Wednesday 25 May 2016

“Sun Kickstarted Life on Earth”: New Attempt to Solve the Faint Young Sun Paradox

A new hypothesis tries to get past Earth’s magnetic field. Image courtesy of NASA.




Joel Kontinen

Popular science journalism tends to produce eye-catching headlines. Reporting on a recent attempt by Vladimir Airapetian at NASA’s Goddard Space Flight Center in Maryland to solve the faint young Sun paradox is no exception.

Cranky young sun could have kickstarted life on Earth, New Scientist informs us.

Belief in a billions of years old solar system is fraught with problems that don’t easily go away.

A major puzzle is the faint young Sun paradox. Let us listen to New Scientist:

About 4 billion years ago, the sun was only 70 per cent as bright as it is today, which should have made the Earth a frozen snowball. But geological evidence shows that ancient Earth was warm enough for liquid water.”

Some have proposed that a habitable Earth is the result of many lucky turns, but that hardly counts as a scientific view.
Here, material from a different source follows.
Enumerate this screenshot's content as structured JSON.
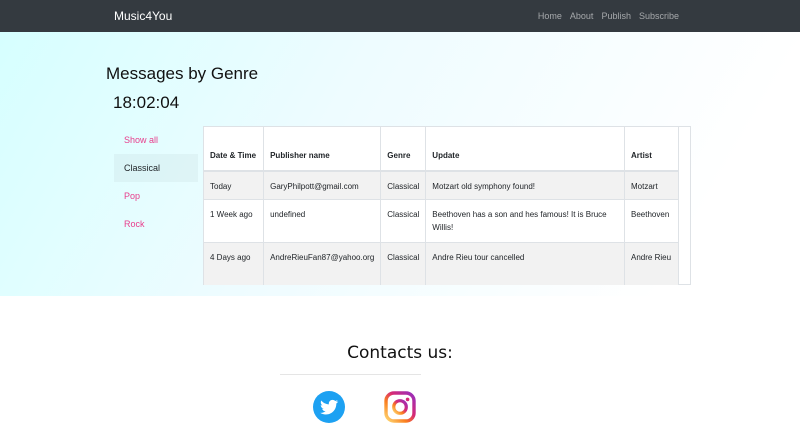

Now, Airapetian proposes that giant solar flares might somehow have got passed Earth's magnetic field. Having reached the atmosphere, they could destroy molecular nitrogen:

Nitrogen is an essential component for life on Earth, but the young Earth probably only had its molecular form, N2, which is useless for life. Solar particles from flares could split these molecules apart, allowing nitrogen to take more biologically useful configurations. Nitrous oxide, a more potent greenhouse gas than carbon dioxide, could have kept the climate cosy, for example.”

Here the worldview of the researcher (and the reporter) runs the show. And more is to come:

As a bonus, similar reactions would have also made hydrogen cyanide, which can further react to form organic molecules like amino acids.”

However, chemicals don’t turn into life. Every attempt to solve the naturalistic origin of life dilemma has been an utter failure, as life only comes from life.


Source:

Sokol, Joshua. 2016. Cranky young sun could have kickstarted life on Earth. New Scientist (23 May).